The Commission could hardly afford to delay tabling the NZIA. After all, the legislation is supposed to be the centerpiece of Europe’s response to the US Inflation Reduction Act (see also the article below in this issue). With the NZIA, the Commission hopes to make Europe more attractive to manufacturers.

  • The goal: By 2030, 40 percent of the annual use of net-zero technologies is to be covered by domestic production. This figure should be understood as a political signal to industry, not as a binding production target, as the Commission emphasizes.
  • According to the annex, strategic net-zero technologies include solar, wind, heat pumps, green hydrogen, grid expansion, energy storage, biogas and Carbon Capture and Storage (CCS). Accordingly, member states can classify new factories for these technologies as “strategic European climate industry projects”, granting them a number of benefits.
  • In addition, there are several other technologies, such as alternative fuels and new nuclear technologies, that benefit from at least some of the envisioned advantages. These include, for example, opportunities for experimentation in real laboratories.
  • The Commission wants to achieve the goals primarily by accelerating the approval of industrial projects. National authorities are to take no longer than 9 months to review strategic projects with an annual production capacity of up to one gigawatt (12 months for more than one GW). Otherwise, the project is considered approved unless an environmental impact assessment is pending.
  • For technologies without this special status, the deadlines are longer (12 and 18 months, respectively). Member states are also expected to ensure that all approval procedures for a project are coordinated by a one-stop shop.
  • Public demand is to be an important lever. Public authorities are therefore to take sustainability and resilience criteria into account when they put products out to public tender, at least 65 percent of which are imported from a single third country. In concrete terms, this means that the currently dominant suppliers of solar panels from China would have poorer prospects of winning public contracts in the EU. Government purchase incentives for consumers in the respective country would also have a negative impact.
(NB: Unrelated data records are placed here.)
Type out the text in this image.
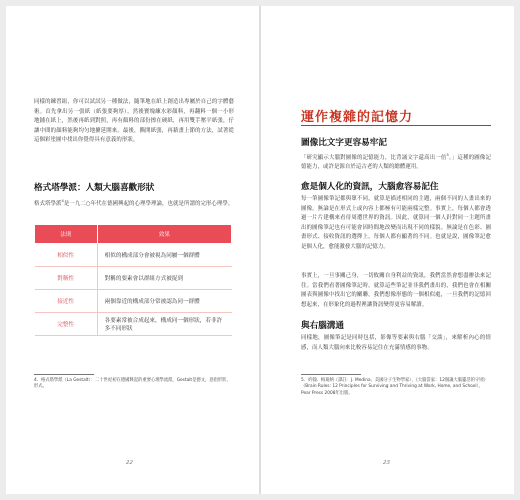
同樣的練習組，你可以試試另一種做法，隨筆地在紙上創造出專屬於自己的字體藝術。首先拿出另一張紙（紙張要夠厚），然後寶塊練水彩顏料，再翻料一個一小形地鋪在紙上，然後再紙到對照，再有顏料的部份擦在硬紙，再用雙手壓平紙張，仔讓中間的顏料能夠均匀地擴延開來。最後，撕開紙張，再藉畫上節的方法，試著從這個彩塗圖中找出你覺得具有意義的形狀。
格式塔學派：人類大腦喜歡形狀
格式塔學派$^4$是一九二○年代在德國興起的心理學理論，也就是所謂的完形心理學。
法則	效果
相似性	相似的構成部分會被視為同屬一個群體
對稱性	對稱的要素會以群組方式被捉到
接近性	兩個靠近的構成部分常被認為同一群體
完整性	各要素常被合成起來，構成同一個形狀，若非許多不同形狀
4．格式塔學派（La Gestalt）：二十世紀初在德國興起的重要心理學流派，Gestalt是德文，意指形狀、形式。
22
運作複雜的記憶力
圖像比文字更容易牢記
「研究顯示大腦對圖像的記憶能力，比背誦文字還高出一倍$^5$。」這種的圖像記憶能力，或許是源自於這古老的人類的總體運用。
愈是個人化的資訊，大腦愈容易記住
每一筆圖像筆記都與眾不同，就算是描述相同的主題，兩個不同的人畫出來的圖像，無論是在形式上或內容上都極有可能兩樣完整。事實上，每個人都會透過一片片建構來看待周遭世界的資訊。因此，就算同一個人針對同一主題所畫出的圖像筆記也有可能會因時間地改變而出現不同的樣貌。無論是在色彩、圖畫形式、接收資訊的選擇上，每個人都有顯著的不同。也就是說，圖像筆記愈是個人化，愈能激發大腦的記憶力。
事實上，一旦事關己身，一切攸關自身利益的資訊，我們當然會想盡辦法來記住。當我們看著圖像筆記時，就算這些筆記並非我們畫出的，我們也會在相關圖表與圖像中找出它的關聯，我們想像形態的一個相似處，一旦我們的記憶回想起來，在形象化的過程裡讓資訊變得更容易解讀。
與右腦溝通
同樣地，圖像筆記是同時包括，影像等要素與右腦「交談」，來解析內心的情感，而人類大腦向來比較容易記住在充滿情感的事物。
5．約翰．梅迪納（譯註：J. Medina，美國分子生物學家），《大腦當家：12個讓大腦靈活的守則》（Brain Rules: 12 Principles for Surviving and Thriving at Work, Home, and School），Pear Press 2008年出版。
23
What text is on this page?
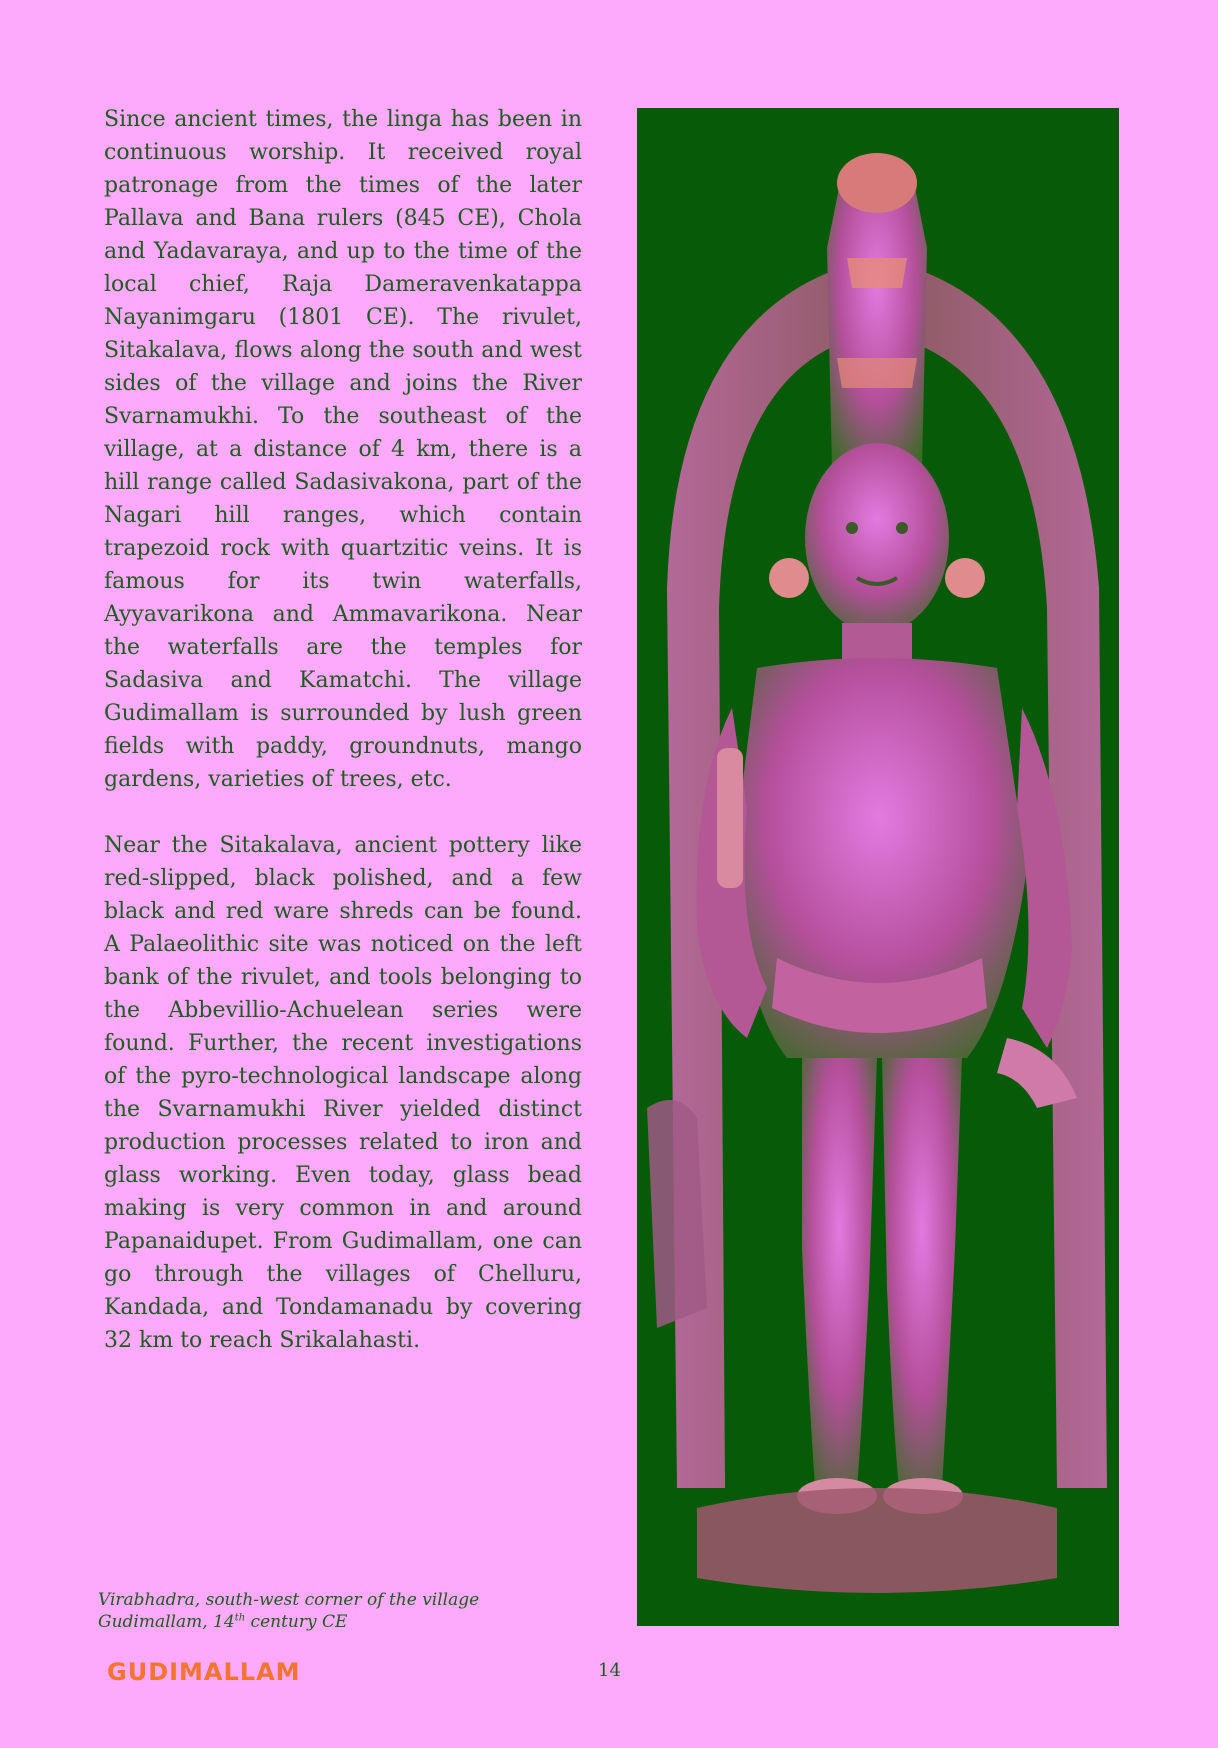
Since ancient times, the linga has been in continuous worship. It received royal patronage from the times of the later Pallava and Bana rulers (845 CE), Chola and Yadavaraya, and up to the time of the local chief, Raja Dameravenkatappa Nayanimgaru (1801 CE). The rivulet, Sitakalava, flows along the south and west sides of the village and joins the River Svarnamukhi. To the southeast of the village, at a distance of 4 km, there is a hill range called Sadasivakona, part of the Nagari hill ranges, which contain trapezoid rock with quartzitic veins. It is famous for its twin waterfalls, Ayyavarikona and Ammavarikona. Near the waterfalls are the temples for Sadasiva and Kamatchi. The village Gudimallam is surrounded by lush green fields with paddy, groundnuts, mango gardens, varieties of trees, etc.

Near the Sitakalava, ancient pottery like red-slipped, black polished, and a few black and red ware shreds can be found. A Palaeolithic site was noticed on the left bank of the rivulet, and tools belonging to the Abbevillio-Achuelean series were found. Further, the recent investigations of the pyro-technological landscape along the Svarnamukhi River yielded distinct production processes related to iron and glass working. Even today, glass bead making is very common in and around Papanaidupet. From Gudimallam, one can go through the villages of Chelluru, Kandada, and Tondamanadu by covering 32 km to reach Srikalahasti.

Virabhadra, south-west corner of the village
Gudimallam, 14th century CE
GUDIMALLAM	14
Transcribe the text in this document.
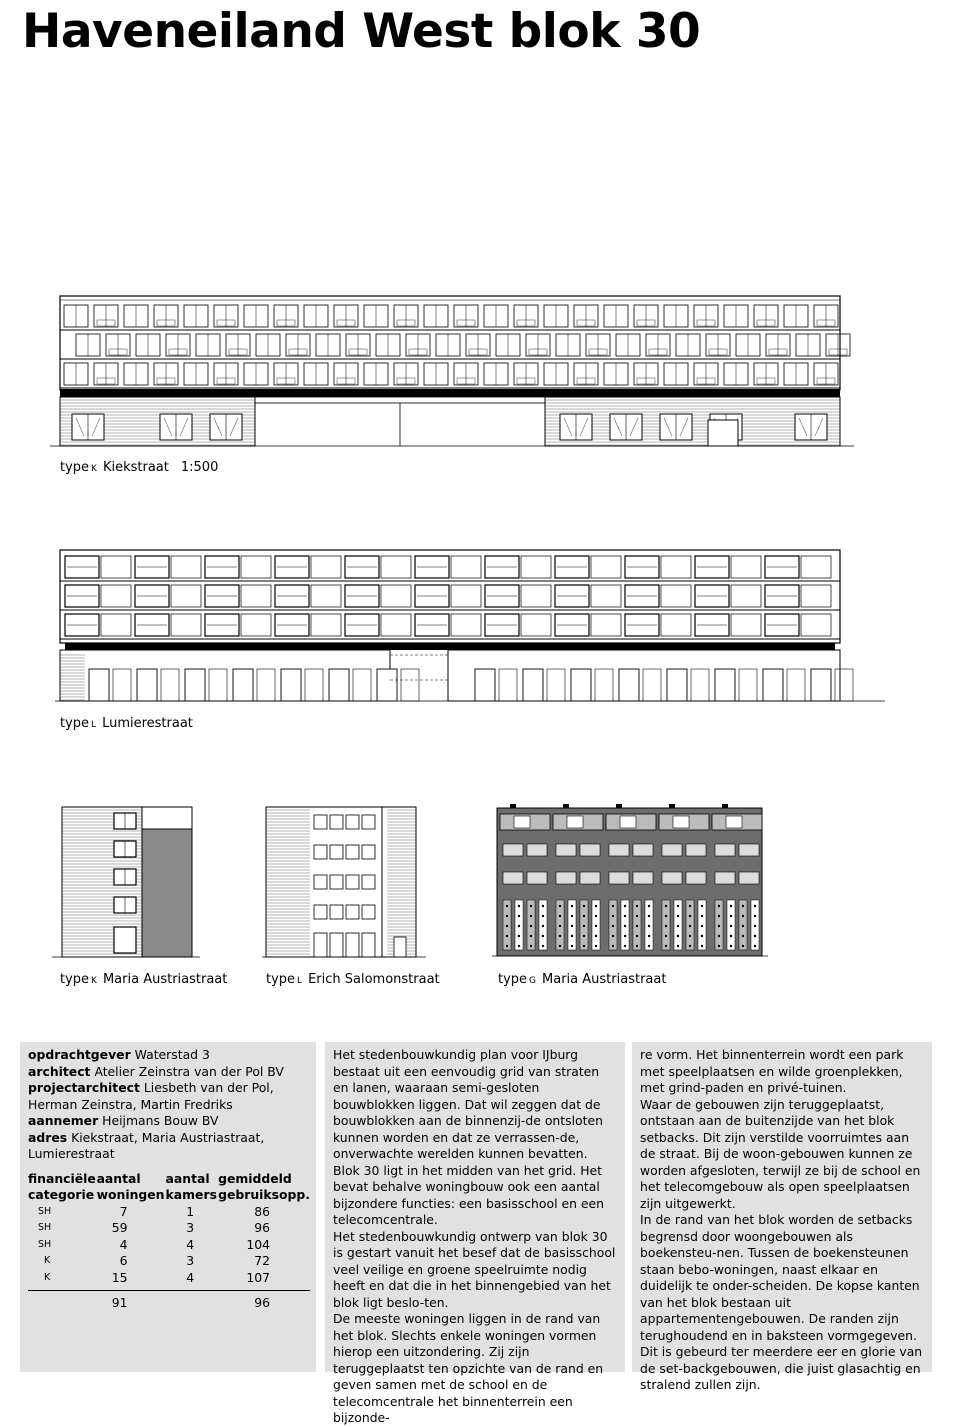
Haveneiland West blok 30
type K Kiekstraat 1:500
type L Lumierestraat
type K Maria Austriastraat	type L Erich Salomonstraat	type G Maria Austriastraat

opdrachtgever Waterstad 3

architect Atelier Zeinstra van der Pol BV

projectarchitect Liesbeth van der Pol, Herman Zeinstra, Martin Fredriks

aannemer Heijmans Bouw BV

adres Kiekstraat, Maria Austriastraat, Lumierestraat

financiële categorie	aantal woningen	aantal kamers	gemiddeld gebruiksopp.
SH	7	1	86
SH	59	3	96
SH	4	4	104
K	6	3	72
K	15	4	107
	91		96

Het stedenbouwkundig plan voor IJburg bestaat uit een eenvoudig grid van straten en lanen, waaraan semi-gesloten bouwblokken liggen. Dat wil zeggen dat de bouwblokken aan de binnenzij-de ontsloten kunnen worden en dat ze verrassen-de, onverwachte werelden kunnen bevatten. Blok 30 ligt in het midden van het grid. Het bevat behalve woningbouw ook een aantal bijzondere functies: een basisschool en een telecomcentrale.

Het stedenbouwkundig ontwerp van blok 30 is gestart vanuit het besef dat de basisschool veel veilige en groene speelruimte nodig heeft en dat die in het binnengebied van het blok ligt beslo-ten.

De meeste woningen liggen in de rand van het blok. Slechts enkele woningen vormen hierop een uitzondering. Zij zijn teruggeplaatst ten opzichte van de rand en geven samen met de school en de telecomcentrale het binnenterrein een bijzonde-

re vorm. Het binnenterrein wordt een park met speelplaatsen en wilde groenplekken, met grind-paden en privé-tuinen.

Waar de gebouwen zijn teruggeplaatst, ontstaan aan de buitenzijde van het blok setbacks. Dit zijn verstilde voorruimtes aan de straat. Bij de woon-gebouwen kunnen ze worden afgesloten, terwijl ze bij de school en het telecomgebouw als open speelplaatsen zijn uitgewerkt.

In de rand van het blok worden de setbacks begrensd door woongebouwen als boekensteu-nen. Tussen de boekensteunen staan bebo-woningen, naast elkaar en duidelijk te onder-scheiden. De kopse kanten van het blok bestaan uit appartementengebouwen. De randen zijn terughoudend en in baksteen vormgegeven. Dit is gebeurd ter meerdere eer en glorie van de set-backgebouwen, die juist glasachtig en stralend zullen zijn.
Wind Europe finds plan insufficient

The proposals have been received with reluctance by the addressed industries and politicians. The plan is inadequate in its current form, criticized Giles Dickson, CEO of the Wind Europe association. “All right, we want to build 36 gigawatts of wind turbines in Europe every year. But how?” He said national governments have some new leeway to support green industries, but it’s unclear how they will use it. And financial support from the EU is also still pending, he said.